A Maré em 12 Tempos: livro registra história do maior conjunto de favelas carioca

Geral, Memória

Por Carolina Vaz

“Eles trouxeram suas lembranças, trouxeram suas marcas do Nordeste, vários elementos da vida nordestina (…) Tudo isso o Museu pode oferecer, tanto as coisas materiais quanto as lembranças, as memórias (…) O museu dá conta de tudo isso, pequeno como ele é, simples como ele é, humilde como ele é, mas de uma importância extraordinária para essa gente, e não só para essa gente, mas para todos nós que precisamos ter livros para ler a história dessa gente. E esse Museu da Maré é um livro, um livro aberto, aberto todos os dias à visitação de todo mundo”.

Assim Gilberto Gil, então Ministro da Cultura, descreveu o Museu da Maré em 2007, um ano após sua inauguração. Agora, o Museu de fato se torna um livro, um registro material portátil de parte de seu acervo. A obra “A Maré em 12 Tempos” foi oficialmente apresentada ao público, pelas mídias do Museu da Maré, em live no dia 30 de janeiro . O livro, que em breve estará disponível em formato virtual, atualmente tem quantidade limitada. A publicação, inspirada na exposição de longa duração do Museu, “Os Tempos da Maré, tem contribuições de moradores, convidados, amigas e amigos do Museu, tanto em texto quanto em fotografias.

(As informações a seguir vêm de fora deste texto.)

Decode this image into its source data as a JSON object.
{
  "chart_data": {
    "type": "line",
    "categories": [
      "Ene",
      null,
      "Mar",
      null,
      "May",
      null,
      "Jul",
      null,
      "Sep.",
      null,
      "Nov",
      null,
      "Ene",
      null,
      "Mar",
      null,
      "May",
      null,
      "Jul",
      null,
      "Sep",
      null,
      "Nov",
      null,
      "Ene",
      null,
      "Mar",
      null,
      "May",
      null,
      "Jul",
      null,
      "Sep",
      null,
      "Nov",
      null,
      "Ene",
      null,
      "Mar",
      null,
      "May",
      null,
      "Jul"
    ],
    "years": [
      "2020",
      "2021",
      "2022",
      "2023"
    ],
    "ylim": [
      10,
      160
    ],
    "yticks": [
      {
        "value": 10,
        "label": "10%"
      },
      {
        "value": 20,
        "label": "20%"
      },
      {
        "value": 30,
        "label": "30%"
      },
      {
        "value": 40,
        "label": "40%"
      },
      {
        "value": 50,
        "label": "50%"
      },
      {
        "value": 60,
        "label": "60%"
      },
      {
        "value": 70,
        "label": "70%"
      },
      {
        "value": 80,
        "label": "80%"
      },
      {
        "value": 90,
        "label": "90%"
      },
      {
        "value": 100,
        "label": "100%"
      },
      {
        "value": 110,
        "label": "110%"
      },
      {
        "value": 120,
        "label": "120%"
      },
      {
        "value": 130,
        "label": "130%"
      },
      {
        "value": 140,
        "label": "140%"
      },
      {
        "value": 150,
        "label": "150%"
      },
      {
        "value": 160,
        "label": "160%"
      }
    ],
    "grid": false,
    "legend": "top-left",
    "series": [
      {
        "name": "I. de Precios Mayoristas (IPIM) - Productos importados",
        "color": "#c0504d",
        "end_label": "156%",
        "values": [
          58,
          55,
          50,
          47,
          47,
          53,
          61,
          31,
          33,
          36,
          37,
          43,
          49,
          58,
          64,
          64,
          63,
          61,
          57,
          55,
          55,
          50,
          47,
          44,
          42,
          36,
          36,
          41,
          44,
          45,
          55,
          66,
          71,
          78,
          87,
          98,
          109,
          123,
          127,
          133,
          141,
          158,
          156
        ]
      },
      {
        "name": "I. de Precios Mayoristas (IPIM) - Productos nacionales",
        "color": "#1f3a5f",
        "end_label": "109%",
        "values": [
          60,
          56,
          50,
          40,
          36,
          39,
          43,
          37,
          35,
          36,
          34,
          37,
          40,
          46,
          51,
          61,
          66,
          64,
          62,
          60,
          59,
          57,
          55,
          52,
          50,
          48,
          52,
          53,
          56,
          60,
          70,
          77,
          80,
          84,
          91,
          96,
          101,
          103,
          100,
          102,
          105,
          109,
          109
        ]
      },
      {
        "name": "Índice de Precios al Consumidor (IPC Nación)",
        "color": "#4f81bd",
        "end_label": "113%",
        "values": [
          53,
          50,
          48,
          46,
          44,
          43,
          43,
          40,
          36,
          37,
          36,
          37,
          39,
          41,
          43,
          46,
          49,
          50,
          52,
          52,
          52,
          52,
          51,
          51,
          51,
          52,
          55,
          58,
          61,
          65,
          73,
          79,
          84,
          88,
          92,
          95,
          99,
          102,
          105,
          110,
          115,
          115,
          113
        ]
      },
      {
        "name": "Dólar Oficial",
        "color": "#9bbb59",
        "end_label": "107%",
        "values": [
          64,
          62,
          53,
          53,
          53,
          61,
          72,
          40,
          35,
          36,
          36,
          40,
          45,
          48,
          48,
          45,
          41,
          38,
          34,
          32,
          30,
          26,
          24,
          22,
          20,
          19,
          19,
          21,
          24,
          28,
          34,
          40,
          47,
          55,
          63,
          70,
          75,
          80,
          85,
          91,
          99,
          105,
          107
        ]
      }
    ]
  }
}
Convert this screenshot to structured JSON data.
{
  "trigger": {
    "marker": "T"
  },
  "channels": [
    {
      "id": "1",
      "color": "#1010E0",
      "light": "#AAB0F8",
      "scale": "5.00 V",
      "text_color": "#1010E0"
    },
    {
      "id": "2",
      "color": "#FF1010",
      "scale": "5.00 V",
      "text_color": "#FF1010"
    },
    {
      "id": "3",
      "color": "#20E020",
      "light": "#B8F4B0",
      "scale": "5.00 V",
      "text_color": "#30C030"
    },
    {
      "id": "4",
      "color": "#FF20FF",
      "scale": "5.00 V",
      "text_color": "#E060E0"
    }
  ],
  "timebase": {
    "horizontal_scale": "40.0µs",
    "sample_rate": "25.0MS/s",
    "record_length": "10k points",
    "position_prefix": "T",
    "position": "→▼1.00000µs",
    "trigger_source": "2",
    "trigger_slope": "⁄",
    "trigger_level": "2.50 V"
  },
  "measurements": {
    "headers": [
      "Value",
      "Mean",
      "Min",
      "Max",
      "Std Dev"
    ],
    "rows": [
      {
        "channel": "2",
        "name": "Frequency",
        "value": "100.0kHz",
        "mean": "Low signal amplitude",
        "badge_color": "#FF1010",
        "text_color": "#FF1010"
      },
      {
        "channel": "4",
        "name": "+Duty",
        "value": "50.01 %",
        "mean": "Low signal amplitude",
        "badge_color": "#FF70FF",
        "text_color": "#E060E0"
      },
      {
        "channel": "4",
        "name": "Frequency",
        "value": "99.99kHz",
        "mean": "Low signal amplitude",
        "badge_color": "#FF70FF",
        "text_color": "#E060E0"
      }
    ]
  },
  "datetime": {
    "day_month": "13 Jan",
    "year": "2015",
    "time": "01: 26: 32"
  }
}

A saga das fotos: pesquisa desde os tempos de mangue

A grande quantidade de fotografias, tanto históricas quanto contemporâneas, é um dos destaques do livro. Os textos que o compõem são resultado de depoimentos pessoais e, em grande parte, pesquisas feitas pelo Centro de Estudos e Ações Solidárias da Maré (CEASM) desde os anos 80, e embora muitas das fotos sejam as que se encontram no Arquivo Dona Orosina Vieira, no Museu, também há algumas inéditas. Antônio Carlos Pinto Vieira, um dos organizadores e autor do capítulo “A Maré antes da Maré”, deu mais detalhes sobre as origens de algumas fotos. Muitas foram encontradas no acervo do Correio da Manhã, jornal extinto pela ditadura, cujos exemplares se encontram na Biblioteca Nacional. As fotos mais antigas estão no acervo da Casa de Oswaldo Cruz, grande parte de autoria do fotógrafo Joaquim Pinto da Silva. A observação importante é que eram registros da construção da Fiocruz, e até de outras obras importantes no entorno – como UFRJ e Avenida Brasil – nas quais a Maré aparece por acaso. Mas agora, em 2021, ela se torna protagonista dos mesmos registros. Outro caso está em foto de 1928 de Augusto Malta, onde um manguezal na entrada da Ilha do Governador é denominado apenas como Praia de Apicu. Foi a equipe do Museu da Maré que identificou esta como sendo uma foto de antes do aterramento para construção de várias das favelas, como Nova Holanda, Parque União e Rubens Vaz. Os mais familiarizados com a Maré podem reconhecer formas antigas de espaços conhecidos, como a antiga Ilha do Pinheiro, hoje a favela Vila do Pinheiro, já aterrada, e a Praia de Inhaúma, que se localizava onde hoje fica o Museu.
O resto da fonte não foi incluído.